Twelve major museums in Europe and North America are resisting claims for the return of Dürer drawings which were looted during World War II from the Lubomirski Museum in Lviv, a city previously in Poland and now in the Ukraine. At the end of the war the important collection of 24 Dürers was found in an Austrian salt mine and in 1950 it was handed over by the Americans to the Lubomirski family, rather than returned to Lviv.
Directors from the 12 museums met on 4 December in New York, where they were hosted by the Metropolitan Museum. To assist their deliberations, they were given hundreds of pages of recently declassified US documents which explain American actions after the war. The museums then reaffirmed the “correctness” of the decision not to return the 24 Dürer drawings to Lviv. The legal situation is now complicated because competing claims have been made by both the Ukraine and Poland.
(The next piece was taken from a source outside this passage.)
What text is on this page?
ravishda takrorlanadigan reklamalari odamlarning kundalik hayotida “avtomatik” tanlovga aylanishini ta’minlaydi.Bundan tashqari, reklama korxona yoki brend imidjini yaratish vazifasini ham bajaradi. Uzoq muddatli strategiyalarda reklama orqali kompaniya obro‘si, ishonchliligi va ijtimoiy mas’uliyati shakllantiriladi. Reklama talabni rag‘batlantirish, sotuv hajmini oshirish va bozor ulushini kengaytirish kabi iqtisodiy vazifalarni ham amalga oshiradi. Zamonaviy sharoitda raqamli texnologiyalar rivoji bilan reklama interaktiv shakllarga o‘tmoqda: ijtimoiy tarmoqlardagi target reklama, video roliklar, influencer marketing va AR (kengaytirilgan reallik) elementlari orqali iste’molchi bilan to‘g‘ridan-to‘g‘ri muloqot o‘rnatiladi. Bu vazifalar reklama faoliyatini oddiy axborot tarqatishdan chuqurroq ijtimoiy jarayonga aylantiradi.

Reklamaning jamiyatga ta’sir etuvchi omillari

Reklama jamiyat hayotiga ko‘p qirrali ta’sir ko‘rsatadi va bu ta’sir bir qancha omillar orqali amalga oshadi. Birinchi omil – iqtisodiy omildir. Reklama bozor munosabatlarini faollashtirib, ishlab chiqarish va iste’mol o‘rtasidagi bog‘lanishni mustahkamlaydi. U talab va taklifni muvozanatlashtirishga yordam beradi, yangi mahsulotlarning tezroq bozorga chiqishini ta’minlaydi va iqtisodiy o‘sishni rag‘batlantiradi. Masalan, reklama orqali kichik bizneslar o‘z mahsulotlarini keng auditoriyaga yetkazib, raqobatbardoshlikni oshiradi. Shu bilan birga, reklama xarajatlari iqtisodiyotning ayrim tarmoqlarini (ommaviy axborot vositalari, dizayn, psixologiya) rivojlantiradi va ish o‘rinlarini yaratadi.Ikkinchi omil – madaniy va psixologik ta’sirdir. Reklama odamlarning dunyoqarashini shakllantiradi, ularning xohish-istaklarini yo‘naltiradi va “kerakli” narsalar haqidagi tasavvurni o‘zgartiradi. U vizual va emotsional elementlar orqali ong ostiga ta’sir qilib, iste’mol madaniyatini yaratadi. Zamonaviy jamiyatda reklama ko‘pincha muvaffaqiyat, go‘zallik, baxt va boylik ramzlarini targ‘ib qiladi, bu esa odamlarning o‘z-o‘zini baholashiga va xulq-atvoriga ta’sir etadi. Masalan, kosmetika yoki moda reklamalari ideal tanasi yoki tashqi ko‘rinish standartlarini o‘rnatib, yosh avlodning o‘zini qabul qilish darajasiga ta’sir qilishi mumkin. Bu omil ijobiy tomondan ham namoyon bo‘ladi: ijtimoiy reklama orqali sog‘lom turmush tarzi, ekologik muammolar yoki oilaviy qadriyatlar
Following the meeting, Dr Adolf Juzwenko, director of the Ossolinski Institute in Wroclaw, Poland, confirmed to The Art Newspaper that claims had recently been filed with each of the museums. Part of the Lubomirski and Ossolinski collections were legitimately transferred to Wroclaw after World War II, because Poland’s border had been shifted. Similar claims for the Dürers have been submitted by the Stefanyk Scientific Library in Lviv, set up by the Soviet Union after the original Lubomirski-Ossolinski museum was dissolved in 1939.
The museums which have received the Polish and Ukrainian claims are the Art Institute of Chicago, the Barber Institute of the University of Birmingham, the Boijmans van Beuningen Museum in Rotterdam (two drawings), the British Museum, the Cleveland Museum of Art (two drawings), the Courtauld Institute, the Metropolitan Museum (three drawings), the Museum of Fine Arts in Boston, the National Gallery of Art in Washington, the National Gallery of Canada, the Nelson-Atkins Museum in Kansas City and the Pierpont Morgan Library. Eight drawings are in private collections.
The 24 Dürer drawings had originally been given by the Lubomirski family to the museum which they established in the 1820s, in what was then Lemberg, in the Austro-Hungarian empire. The city became Polish after World War I and was later occupied by the Red Army in 1939. The Lubomirski museum was formally abolished by the Soviet Union and its contents deemed to be State property. In 1941 the city was occupied by the Nazis, and the Dürers were then seized for Hitler. After being hidden in the Alt Aussee mine in Austria, the drawings were recovered by American troops in 1945.
Instead of being returned to Lviv or Wroclaw, on 26 May 1950 the Dürers were handed over by the US authorities to Prince George Lubomirski, who shortly afterwards sold them through Colnaghi (The Art Newspaper, No. 93, June 1999, p. 3).
At last month’s New York meeting, US State Department envoy J.D. Bindenagel argued that the handing over of the drawings to Prince Lubomirski had been made with “due diligence, deliberation and care”, and represented “a prudent decision based on the facts and on Allied restitution policy.” However, he stressed that “the US government has made no determination of the validity of the current Polish claim.”
The legal arguments discussed in the US documentation are complex, but essentially revolve around three questions:
oWas it right for the American authorities to have abandoned their policy of handing over war loot to governments, not individuals?
oWas it right to have given the Dürers to the Lubomirski family rather than to the museum which had been set up in Lviv or its successor in Wroclaw?
oWas Prince George Lubomirski the legitimate head of the family?
On all three points, the official US documents appear to back up the handing over to Prince Lubomirski, a decision which the 12 museums describe as “correct”. In particular, a key 1866 Lubomirski agreement had specified that if the museum was ever disbanded, then its contents should revert to its hereditary curator, the head of the Lubomirski family.
However, the US papers only present part of the case, and the Poles and Ukrainians may now submit other documentation and arguments.
The Poles argue that the 1866 agreement included a clause which would mean that if the museum were abolished and then reestablished within 50 years, its contents should be returned by the family. Although the 50-year period has now elapsed, if it did have legal force, then it should have prevented Prince Lubomirski selling off the Dürers in the 1950s. At their meeting last month, the 12 museums rejected this Polish interpretation of the “50-year rule”.
The museums will now invite Polish representatives to New York for discussions. The US State Department documentation has also been passed to the Ukrainian authorities. The matter is therefore now in the hands of the Poles and the Ukrainians. One option in the UK would be to refer the claims to the government-established Spoliation Advisory Panel.